Analizzando la scena politica locale noto sostanzialmente due compagini speculari. A destra abbiamo il partito di maggioranza (Forza Italia) in crisi esistenziale e sostanzialmente in difficoltà, una componente estremista sempre di moda e folkloristica (Forza Italia) e una componente giovane e attiva (Paderno Cresce). A sinistra abbiamo il partito di maggioranza (PD) in crisi esistenziale/ideologica, Una componente estremista forse eccessivamente radicata nel passato ma sempre di moda e folkloristica (PRC-PdCI-Sel-Etc) e una componente di nuova costituzione particolarmente attiva (Insieme per Cambiare).

Fermandosi a questa analisi sembrerebbe non esserci alcuna sostanziale differenza, eppure una c’è ed è anche di fondamentale e incommensurabile importanza. La prima compagine, quella di destra è attualmente al governo. Questa caratteristica le conferisce un’apparenza di coesione e unità che anche se magari non effettivamente esistente a livello concreto, come tale viene pubblicamente percepita. Ogni scelta, ogni attività sul territorio, ogni azione della giunta viene pubblicamente recepita come una produzione condivisa dell’intera compagine di governo della città. Non è Forza Italia o La Lega o Paderno cresce che sistema la ciclabile, che propone l’app. comunale o che illustra il tal progetto, pubblicamente la paternità di ogni iniziativa viene attribuita all’intero gruppo al governo della città. Diversamente, a sinistra è Insieme per Paderno che si preoccupa di approfondire il problema Seveso, mentre è il PD che decide di porre al centro dell’attenzione un approfondimento sul Jobs Act, mentre L’altra Paderno Dugnano si propone inizialmente come alternativa al Partito Democratico (salvo probabilmente entrarvi in coalizione alle prossime comunali) e propone approfondimenti sul tema scolastico.

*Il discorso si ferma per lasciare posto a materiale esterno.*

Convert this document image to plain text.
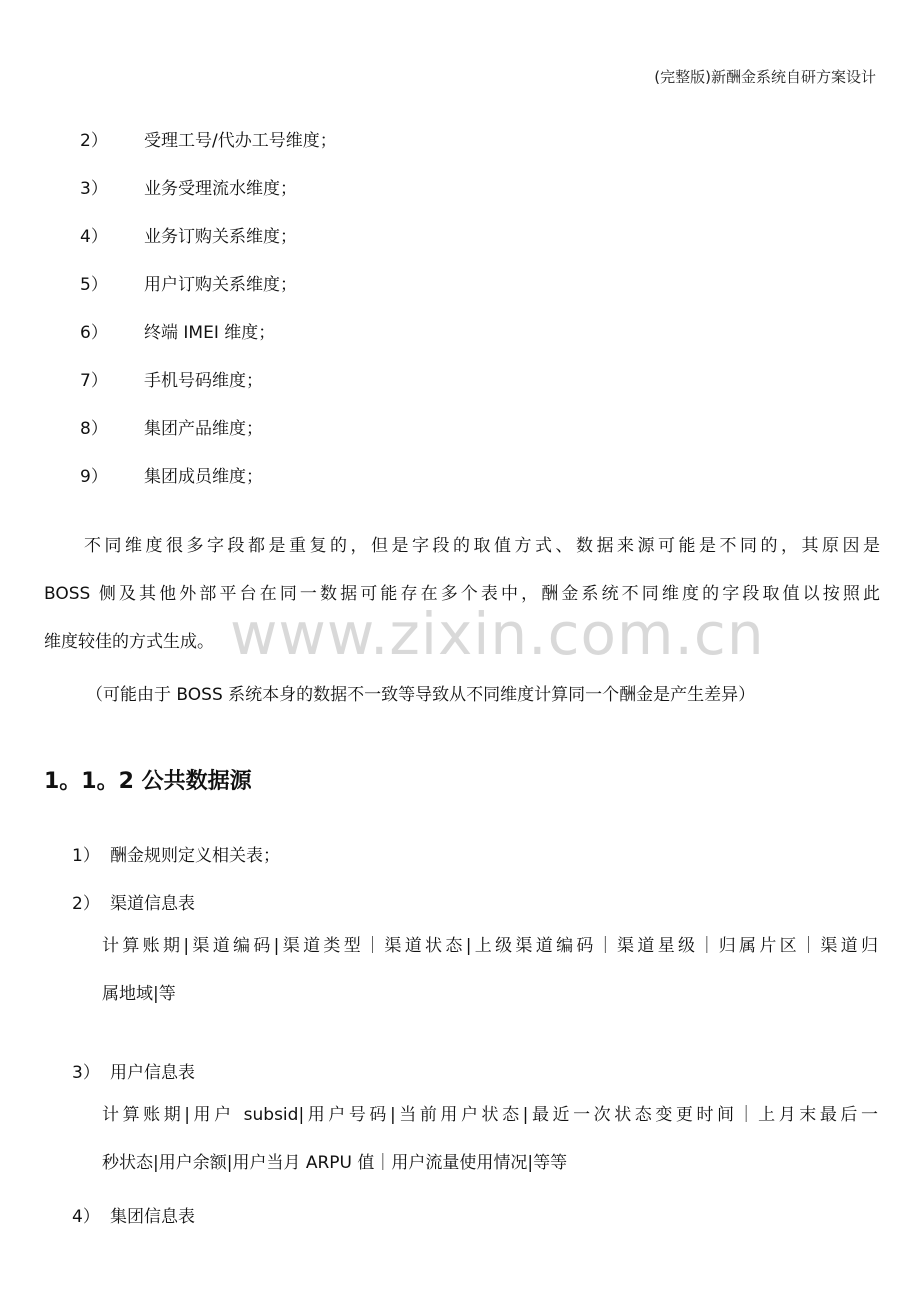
(完整版)新酬金系统自研方案设计
2） 受理工号/代办工号维度；
3） 业务受理流水维度；
4） 业务订购关系维度；
5） 用户订购关系维度；
6） 终端 IMEI 维度；
7） 手机号码维度；
8） 集团产品维度；
9） 集团成员维度；
不同维度很多字段都是重复的，但是字段的取值方式、数据来源可能是不同的，其原因是
BOSS 侧及其他外部平台在同一数据可能存在多个表中，酬金系统不同维度的字段取值以按照此
维度较佳的方式生成。 www.zixin.com.cn
（可能由于 BOSS 系统本身的数据不一致等导致从不同维度计算同一个酬金是产生差异）
1。1。2 公共数据源
1） 酬金规则定义相关表；
2） 渠道信息表
计算账期|渠道编码|渠道类型｜渠道状态|上级渠道编码｜渠道星级｜归属片区｜渠道归
属地域|等
3） 用户信息表
计算账期|用户 subsid|用户号码|当前用户状态|最近一次状态变更时间｜上月末最后一
秒状态|用户余额|用户当月 ARPU 值｜用户流量使用情况|等等
4） 集团信息表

Peccato che in questo secondo caso, pubblicamente ogni iniziativa venga percepita e attribuita alla componente politica che la promuove. Hai voglia sei mesi prima delle prossime elezioni comunali riuscire a mettere insieme tutte queste frattaglie, per dargli una parvenza di programma condiviso anziche di un Frankenstein arrabbattato all’ultimo minuto, con il principale partito di opposizione distratto dalle lotte intestine innescate dal meccanismo delle primarie.

Ha voglia Gianfranco Massetti a rilanciare al vento l’ennesimo monito. Sostanzialmente dalle considerazioni di Massetti emerge chiara e limpida l’unica possibile soluzione: “Serve ripartire insieme e non ognuno per la sua strada ritrovando una modalità di lavoro comune”. Ma la domanda sorge spontanea: Se non si è riusciti in ciò, favoriti dalla necessità politica di unire le forze per vincere le elezioni, come si vuol sperare di riuscire a realizzare quanto ipotizzato, nell’attuale limbo politico locale?

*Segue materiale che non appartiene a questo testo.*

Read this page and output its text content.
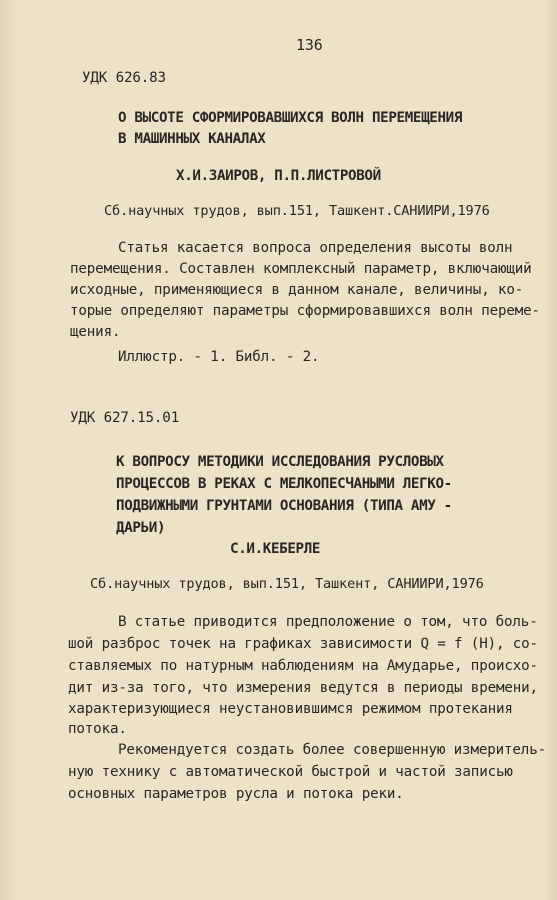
136
УДК 626.83
О ВЫСОТЕ СФОРМИРОВАВШИХСЯ ВОЛН ПЕРЕМЕЩЕНИЯ
В МАШИННЫХ КАНАЛАХ
Х.И.ЗАИРОВ, П.П.ЛИСТРОВОЙ
Сб.научных трудов, вып.151, Ташкент.САНИИРИ,1976
Статья касается вопроса определения высоты волн
перемещения. Составлен комплексный параметр, включающий
исходные, применяющиеся в данном канале, величины, ко-
торые определяют параметры сформировавшихся волн переме-
щения.
Иллюстр. - 1. Библ. - 2.
УДК 627.15.01
К ВОПРОСУ МЕТОДИКИ ИССЛЕДОВАНИЯ РУСЛОВЫХ
ПРОЦЕССОВ В РЕКАХ С МЕЛКОПЕСЧАНЫМИ ЛЕГКО-
ПОДВИЖНЫМИ ГРУНТАМИ ОСНОВАНИЯ (ТИПА АМУ -
ДАРЬИ)
С.И.КЕБЕРЛЕ
Сб.научных трудов, вып.151, Ташкент, САНИИРИ,1976
В статье приводится предположение о том, что боль-
шой разброс точек на графиках зависимости Q = f (H), со-
ставляемых по натурным наблюдениям на Амударье, происхо-
дит из-за того, что измерения ведутся в периоды времени,
характеризующиеся неустановившимся режимом протекания
потока.
Рекомендуется создать более совершенную измеритель-
ную технику с автоматической быстрой и частой записью
основных параметров русла и потока реки.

Insisto nella mia convinzione che manchi realmente una forza politica/sociale di centro in grado di attrarre le simpatie e l’appoggio dei moderati che non si riconoscono effettivamente in nessuna delle due forze politiche antagoniste attuali. Non meniamola con la storia che destra, centro e sinistra sono ormai concetti superati, chi non sta da una parte sta per forza dall’altra, e chi non sta in nessuna delle due sta in mezzo, diamogli pure il nome che si preferisce ma il concetto è questo. Al centro attualmente non vi è nessuna rappresentanza alternativa per gli insoddisfatti, i delusi, i diffidenti dalle due fazioni politiche storiche, un ago della bilancia indipendente.

Attualmente al centro vi si potrebbe collocare il Movimento 5 Stelle, peccato che il principale obiettivo di questa forza politica sia fondamentalmente l’eliminazione degli antagonisti. Di conseguenza senza destra e sinistra non esisterebbe nemmeno un centro e quindi, la verifica del teorema a 5 stelle non contemplerebbe la possibilità di una qualsiasi alternativa e quindi di una qualsiasi scelta democratica.
Detto ciò al momento non posso che condividere convintamente quanto ribadito tanto da Giuranna quanto da Massetti: “Comunque, così non si va lontano”.